The win moved the Celtics at least nine games over .500 (31-22) for the first time since they ended the lockout-shortened 2011-12 season at 39-27.
The Celtics started with a 46-point first quarter, the most by an NBA team in a first quarter this season. It was the Celtics' first 46-point quarter since 1996 and their first 46-point first quarter since 1982. They had 74 points in the first half, the first time they'd done that since 2009.
Boston threatened to blow a 21-point third-quarter lead, the Kings (21-30) getting as close as five with 1:40 remaining. But guard Isaiah Thomas, taken by the Kings as the 60th and final pick of the 2011 draft before he left for Phoenix as a free agent, scored nine points and dished out his ninth assist of the game in the final 1:50 to ensure the win.
"It was huge," said Stevens.
Boston had 34 assists on 51 baskets, went 13-for-24 from 3-point range and survived despite a season-high 24 turnovers.
Thomas finished with 22 points and four rebounds on his 27th birthday.
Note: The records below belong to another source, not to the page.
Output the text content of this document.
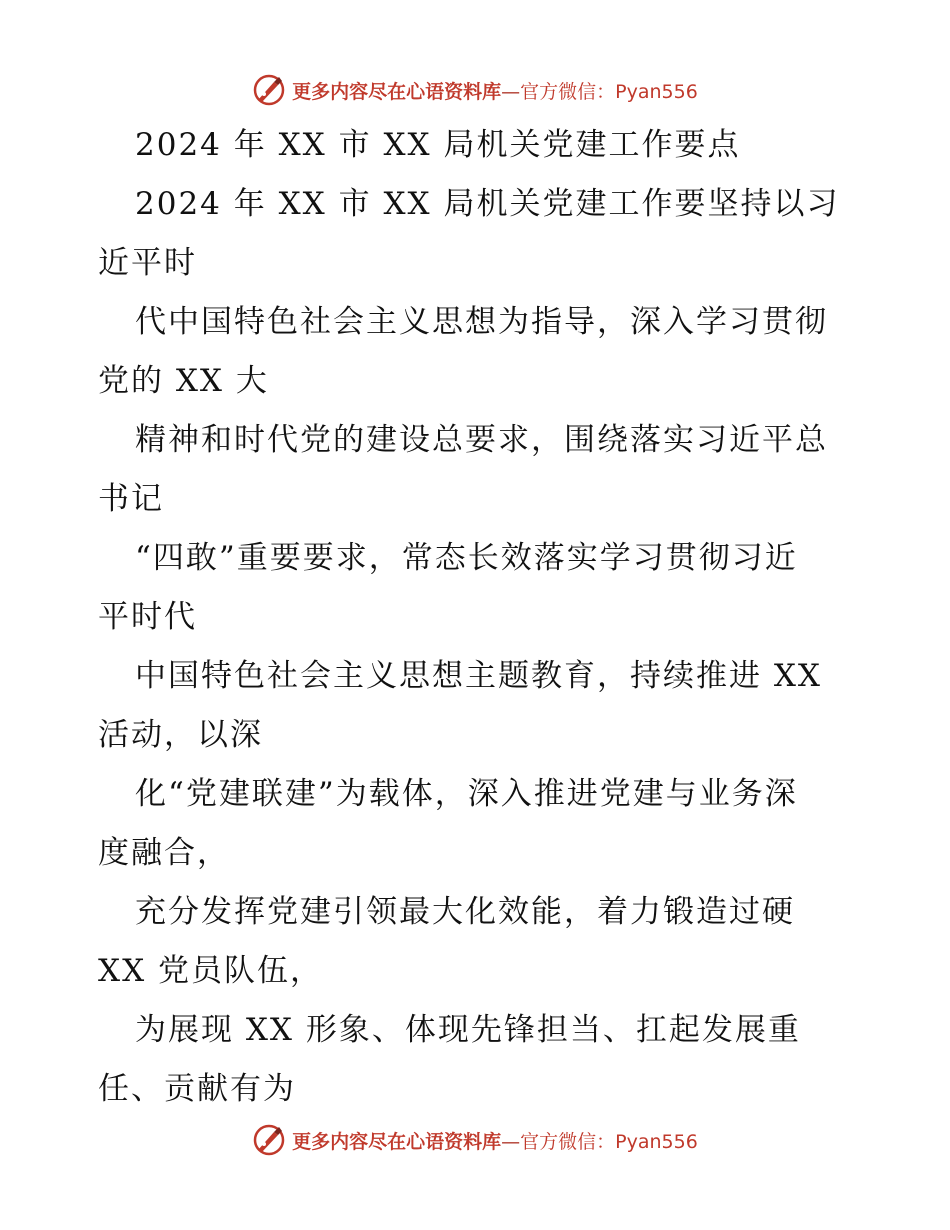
更多内容尽在心语资料库—官方微信：Pyan556
2024 年 XX 市 XX 局机关党建工作要点
2024 年 XX 市 XX 局机关党建工作要坚持以习
近平时
代中国特色社会主义思想为指导，深入学习贯彻
党的 XX 大
精神和时代党的建设总要求，围绕落实习近平总
书记
“四敢”重要要求，常态长效落实学习贯彻习近
平时代
中国特色社会主义思想主题教育，持续推进 XX
活动，以深
化“党建联建”为载体，深入推进党建与业务深
度融合，
充分发挥党建引领最大化效能，着力锻造过硬
XX 党员队伍，
为展现 XX 形象、体现先锋担当、扛起发展重
任、贡献有为
更多内容尽在心语资料库—官方微信：Pyan556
Bradley, whose last-second 3-pointer defeated the Cavaliers in Cleveland on Friday night, again played well, forward Jared Sullinger matched his season high with 21 and center Tyler Zeller came off the bench and posted a season-high 17 points, seven rebounds and two blocked shots for the Celtics (31-22).
Big man DeMarcus Cousins, the man in the middle of all the first Karl rumors, scored 16 of his 31 points in the fourth quarter and had seven rebounds and six assists. He is averaging 31 points per game in the last 18 games.
"We're in a losing mode," said Karl, whose team has lost three straight, the last two by the same defenseless score. "We're losing games, but our basketball has not been bad basketball. It's been not good enough to win basketball, which happens in the NBA every night. Just because you lose doesn't mean you don't play good basketball."
Guard Rajon Rondo, the former Celtic making his second return trip to Boston, had 14 points, five assists and six steals, while guards Marco Belinelli and Darren Collison both had 16 points and rookie center Willie Cauley-Stein 15 in the loss.
Asked after the game about Thomas, Rondo said, "Obviously, he's the guy. He's the All-Star of the team. They have a lot of glue guys that make the guy go, but the plays he's able to make out there especially at his height (5 foot 9), it's hard. He's been unstoppable this year."
Rondo received an ovation during the introductions but then heard boos when he had the ball. "It's always great to play here," he said.
NOTES: Sacramento coach George Karl, whose job apparently continues to hang by a thread, said: "I don't have any control over what other people are thinking or saying. That's their storm. My preference would be it wouldn't be there. But there's always energy today. Then once something gets out, it magnifies and grows and becomes a storm. That's not my storm. My storm is the Boston Celtics." He added, "I don't think I'm in limbo." ... As part of Black History Month, both teams wore No. 11 Cooper T-shirts in honor of Chuck Cooper, the first African-American ever drafted by the NBA - by the Celtics in 1950. ... The Celtics will try to beat the snow out to Milwaukee for Tuesday night's game and then host their former coach, Doc Rivers, and his Los Angeles Clippers on Wednesday, while the Kings are at Cleveland on Monday night.